Oracle has embedded generative AI agents directly into its enterprise applications. For example, employees can use AI assistance when writing annual performance goals.

"If you enter a fragment, it can generate a goal for you based on company policies, last year's goals and your role," said Kurapati. "You're not starting from a blank sheet of paper anymore."

The agents also integrate with collaboration platforms such as Microsoft Teams and Slack, enabling conversational workflows. Kurapati said internal Oracle staff already use these integrations for IT support. "You can send a message saying your laptop is rebooting," he said. "The agent responds, troubleshoots, and if needed, creates a helpdesk ticket or brings in a technician."

He added that product managers are also using internal tools such as a "PRD agent" to generate initial drafts of product requirement documents within seconds.

Competitive differentiation

Kurapati argued that Oracle's integrated technology stack provides a distinct advantage over rivals. "We are not only a business applications provider, but also a hyperscaler," he said. "The scale of models we are operating gives us a unique advantage of being an end-to-end provider."

He pointed to Oracle's longstanding reputation in database management and its ability to run large AI models on its own Oracle Cloud Infrastructure (OCI). "We can run the best models in the world on our compute infrastructure, which gives us a cost advantage," he said. "If you're using a model on OCI, we are not charging additional tokens - all our competitors are."

Kurapati said Oracle's customers also benefit from data proximity and performance advantages. "The data is already there. We don't need to go to some other data lake," he said. "We know who's eligible to see that data, and it's sitting right there in a highly performant database."

Pricing and adoption

Oracle is including many of its standard agents within existing Fusion subscriptions to encourage adoption. "Most of it is included in your Fusion subscription," said Kurapati. "We are focused on adoption of AI and agents - we don't want to put that up as a first barrier."

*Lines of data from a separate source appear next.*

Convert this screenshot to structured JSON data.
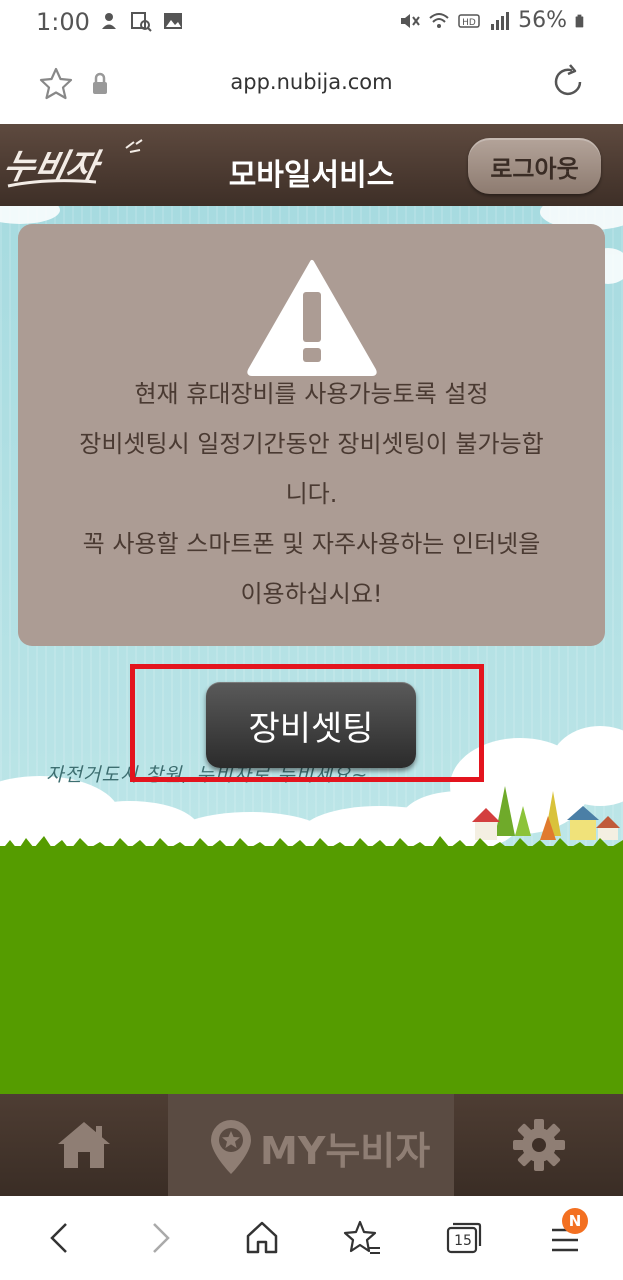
{
  "status_bar": {
    "time": "1:00",
    "battery": "56%",
    "icons": [
      "notification-icon",
      "image-search-icon",
      "gallery-icon",
      "mute-icon",
      "wifi-icon",
      "hd-icon",
      "signal-icon",
      "battery-icon"
    ]
  },
  "address_bar": {
    "url": "app.nubija.com"
  },
  "header": {
    "logo_text": "누비자",
    "title": "모바일서비스",
    "logout_label": "로그아웃"
  },
  "warning": {
    "lines": [
      "현재 휴대장비를 사용가능토록 설정",
      "장비셋팅시 일정기간동안 장비셋팅이 불가능합",
      "니다.",
      "꼭 사용할 스마트폰 및 자주사용하는 인터넷을",
      "이용하십시요!"
    ]
  },
  "device_setting_label": "장비셋팅",
  "tagline": "자전거도시 창원, 누비자로 누비세요~",
  "bottom_nav": {
    "my_label": "MY누비자"
  },
  "toolbar": {
    "tab_count": "15",
    "badge": "N"
  },
  "colors": {
    "header_brown": "#4a3a31",
    "panel_taupe": "#ac9c94",
    "highlight_red": "#e3141e",
    "grass_green": "#559c00",
    "sky_blue": "#a7dbe0",
    "badge_orange": "#f37021"
  }
}
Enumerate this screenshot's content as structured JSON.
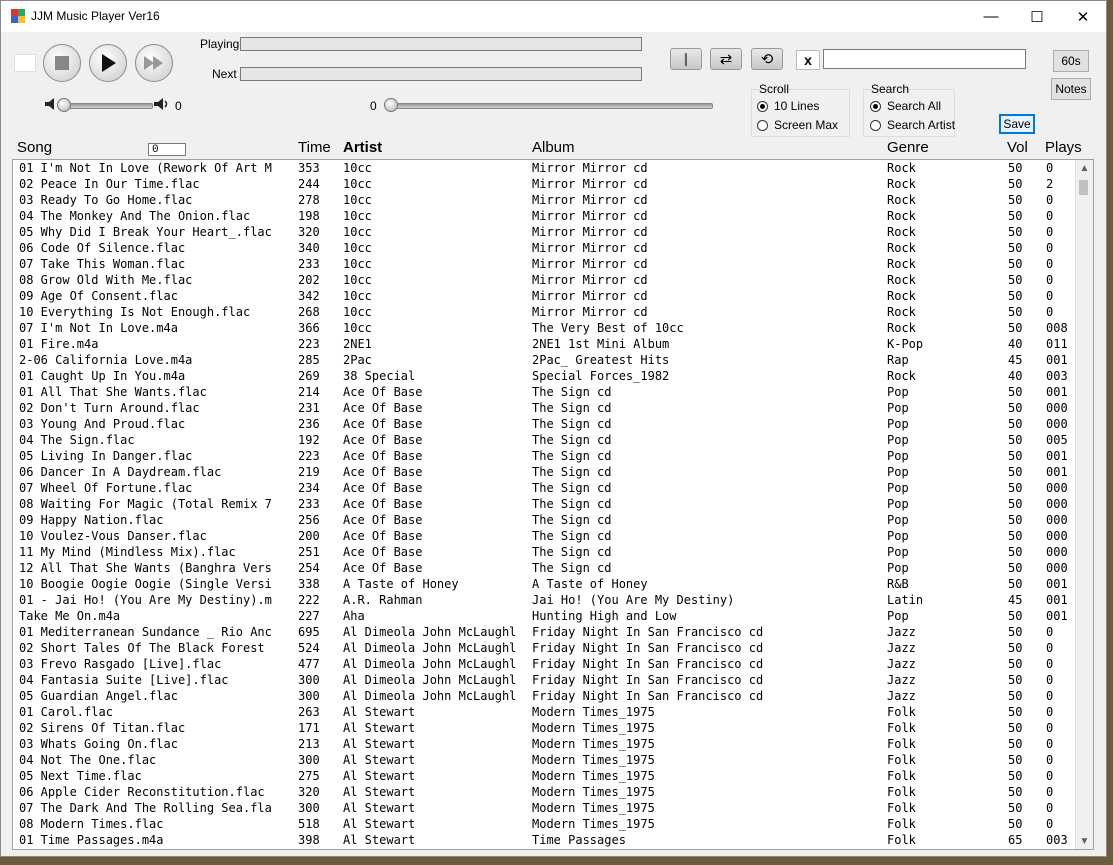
{
  "window": {
    "title": "JJM Music Player  Ver16",
    "minimize": "—",
    "maximize": "☐",
    "close": "✕"
  },
  "toolbar": {
    "playing_label": "Playing",
    "next_label": "Next",
    "playing_value": "",
    "next_value": "",
    "volume_value": "0",
    "position_value": "0",
    "pause_glyph": "❙",
    "shuffle_glyph": "⇄",
    "repeat_glyph": "⟲",
    "clear_label": "x",
    "search_value": "",
    "timer_label": "60s",
    "notes_label": "Notes",
    "save_label": "Save",
    "scroll_group": "Scroll",
    "scroll_options": [
      "10 Lines",
      "Screen Max"
    ],
    "scroll_selected": "10 Lines",
    "search_group": "Search",
    "search_options": [
      "Search All",
      "Search Artist"
    ],
    "search_selected": "Search All",
    "song_counter": "0"
  },
  "columns": {
    "song": "Song",
    "time": "Time",
    "artist": "Artist",
    "album": "Album",
    "genre": "Genre",
    "vol": "Vol",
    "plays": "Plays"
  },
  "rows": [
    [
      "01 I'm Not In Love (Rework Of Art M",
      "353",
      "10cc",
      "Mirror Mirror cd",
      "Rock",
      "50",
      "0"
    ],
    [
      "02 Peace In Our Time.flac",
      "244",
      "10cc",
      "Mirror Mirror cd",
      "Rock",
      "50",
      "2"
    ],
    [
      "03 Ready To Go Home.flac",
      "278",
      "10cc",
      "Mirror Mirror cd",
      "Rock",
      "50",
      "0"
    ],
    [
      "04 The Monkey And The Onion.flac",
      "198",
      "10cc",
      "Mirror Mirror cd",
      "Rock",
      "50",
      "0"
    ],
    [
      "05 Why Did I Break Your Heart_.flac",
      "320",
      "10cc",
      "Mirror Mirror cd",
      "Rock",
      "50",
      "0"
    ],
    [
      "06 Code Of Silence.flac",
      "340",
      "10cc",
      "Mirror Mirror cd",
      "Rock",
      "50",
      "0"
    ],
    [
      "07 Take This Woman.flac",
      "233",
      "10cc",
      "Mirror Mirror cd",
      "Rock",
      "50",
      "0"
    ],
    [
      "08 Grow Old With Me.flac",
      "202",
      "10cc",
      "Mirror Mirror cd",
      "Rock",
      "50",
      "0"
    ],
    [
      "09 Age Of Consent.flac",
      "342",
      "10cc",
      "Mirror Mirror cd",
      "Rock",
      "50",
      "0"
    ],
    [
      "10 Everything Is Not Enough.flac",
      "268",
      "10cc",
      "Mirror Mirror cd",
      "Rock",
      "50",
      "0"
    ],
    [
      "07 I'm Not In Love.m4a",
      "366",
      "10cc",
      "The Very Best of 10cc",
      "Rock",
      "50",
      "008"
    ],
    [
      "01 Fire.m4a",
      "223",
      "2NE1",
      "2NE1 1st Mini Album",
      "K-Pop",
      "40",
      "011"
    ],
    [
      "2-06 California Love.m4a",
      "285",
      "2Pac",
      "2Pac_ Greatest Hits",
      "Rap",
      "45",
      "001"
    ],
    [
      "01 Caught Up In You.m4a",
      "269",
      "38 Special",
      "Special Forces_1982",
      "Rock",
      "40",
      "003"
    ],
    [
      "01 All That She Wants.flac",
      "214",
      "Ace Of Base",
      "The Sign cd",
      "Pop",
      "50",
      "001"
    ],
    [
      "02 Don't Turn Around.flac",
      "231",
      "Ace Of Base",
      "The Sign cd",
      "Pop",
      "50",
      "000"
    ],
    [
      "03 Young And Proud.flac",
      "236",
      "Ace Of Base",
      "The Sign cd",
      "Pop",
      "50",
      "000"
    ],
    [
      "04 The Sign.flac",
      "192",
      "Ace Of Base",
      "The Sign cd",
      "Pop",
      "50",
      "005"
    ],
    [
      "05 Living In Danger.flac",
      "223",
      "Ace Of Base",
      "The Sign cd",
      "Pop",
      "50",
      "001"
    ],
    [
      "06 Dancer In A Daydream.flac",
      "219",
      "Ace Of Base",
      "The Sign cd",
      "Pop",
      "50",
      "001"
    ],
    [
      "07 Wheel Of Fortune.flac",
      "234",
      "Ace Of Base",
      "The Sign cd",
      "Pop",
      "50",
      "000"
    ],
    [
      "08 Waiting For Magic (Total Remix 7",
      "233",
      "Ace Of Base",
      "The Sign cd",
      "Pop",
      "50",
      "000"
    ],
    [
      "09 Happy Nation.flac",
      "256",
      "Ace Of Base",
      "The Sign cd",
      "Pop",
      "50",
      "000"
    ],
    [
      "10 Voulez-Vous Danser.flac",
      "200",
      "Ace Of Base",
      "The Sign cd",
      "Pop",
      "50",
      "000"
    ],
    [
      "11 My Mind (Mindless Mix).flac",
      "251",
      "Ace Of Base",
      "The Sign cd",
      "Pop",
      "50",
      "000"
    ],
    [
      "12 All That She Wants (Banghra Vers",
      "254",
      "Ace Of Base",
      "The Sign cd",
      "Pop",
      "50",
      "000"
    ],
    [
      "10 Boogie Oogie Oogie (Single Versi",
      "338",
      "A Taste of Honey",
      "A Taste of Honey",
      "R&B",
      "50",
      "001"
    ],
    [
      "01 - Jai Ho! (You Are My Destiny).m",
      "222",
      "A.R. Rahman",
      "Jai Ho! (You Are My Destiny)",
      "Latin",
      "45",
      "001"
    ],
    [
      "Take Me On.m4a",
      "227",
      "Aha",
      "Hunting High and Low",
      "Pop",
      "50",
      "001"
    ],
    [
      "01 Mediterranean Sundance _ Rio Anc",
      "695",
      "Al Dimeola John McLaughl",
      "Friday Night In San Francisco cd",
      "Jazz",
      "50",
      "0"
    ],
    [
      "02 Short Tales Of The Black Forest",
      "524",
      "Al Dimeola John McLaughl",
      "Friday Night In San Francisco cd",
      "Jazz",
      "50",
      "0"
    ],
    [
      "03 Frevo Rasgado [Live].flac",
      "477",
      "Al Dimeola John McLaughl",
      "Friday Night In San Francisco cd",
      "Jazz",
      "50",
      "0"
    ],
    [
      "04 Fantasia Suite [Live].flac",
      "300",
      "Al Dimeola John McLaughl",
      "Friday Night In San Francisco cd",
      "Jazz",
      "50",
      "0"
    ],
    [
      "05 Guardian Angel.flac",
      "300",
      "Al Dimeola John McLaughl",
      "Friday Night In San Francisco cd",
      "Jazz",
      "50",
      "0"
    ],
    [
      "01 Carol.flac",
      "263",
      "Al Stewart",
      "Modern Times_1975",
      "Folk",
      "50",
      "0"
    ],
    [
      "02 Sirens Of Titan.flac",
      "171",
      "Al Stewart",
      "Modern Times_1975",
      "Folk",
      "50",
      "0"
    ],
    [
      "03 Whats Going On.flac",
      "213",
      "Al Stewart",
      "Modern Times_1975",
      "Folk",
      "50",
      "0"
    ],
    [
      "04 Not The One.flac",
      "300",
      "Al Stewart",
      "Modern Times_1975",
      "Folk",
      "50",
      "0"
    ],
    [
      "05 Next Time.flac",
      "275",
      "Al Stewart",
      "Modern Times_1975",
      "Folk",
      "50",
      "0"
    ],
    [
      "06 Apple Cider Reconstitution.flac",
      "320",
      "Al Stewart",
      "Modern Times_1975",
      "Folk",
      "50",
      "0"
    ],
    [
      "07 The Dark And The Rolling Sea.fla",
      "300",
      "Al Stewart",
      "Modern Times_1975",
      "Folk",
      "50",
      "0"
    ],
    [
      "08 Modern Times.flac",
      "518",
      "Al Stewart",
      "Modern Times_1975",
      "Folk",
      "50",
      "0"
    ],
    [
      "01 Time Passages.m4a",
      "398",
      "Al Stewart",
      "Time Passages",
      "Folk",
      "65",
      "003"
    ]
  ]
}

Custom-built agents, however, may incur additional charges. "If you create a custom agent from scratch, then we will charge you," said Kurapati. "But a lot of customisations we won't even charge for."

Partner ecosystem

Oracle's marketplace currently consists of around 70% Oracle-created agents and 30% partner-built templates. Kurapati expects this balance to shift rapidly as more partners join.

"It's probably like 70–30 right now," said Kurapati. "We actually rejected some agents because the quality wasn't meeting our bar… I fully expect there'll be an explosion of that whole category."

System integrators such as Deloitte, Infosys, TCS and Accenture are among the key contributors, with some also building their own agent platforms. Kurapati said this was expected. "They are looking at connecting custom implementations with our agents," he said. "The field is still very Greenfield - it's early days to predict how this will shake out."

Integration and interoperability

While Oracle's agents primarily operate within its ecosystem, interoperability remains a design priority. "We work in a very interoperable manner," said Kurapati. "You can connect to data sitting in Databricks, Snowflake, Salesforce or ServiceNow."

He added that Oracle supports modern integration standards such as Model Context Protocol (MCP), allowing agents to access and act on data stored in platforms like Box, OneDrive and Google Drive.

Kurapati said he expects multiple enterprise marketplaces to coexist. "In the enterprise context, there will be multiple," he said. "Ultimately, the ease of creation of agents and the utility of the marketplace will prove itself out."

The company plans to host the latest open-source models within Oracle Cloud. "We'll host that in November in OCI," said Kurapati. "We'll have the best models under the sun in OCI - and that's what is exciting for us."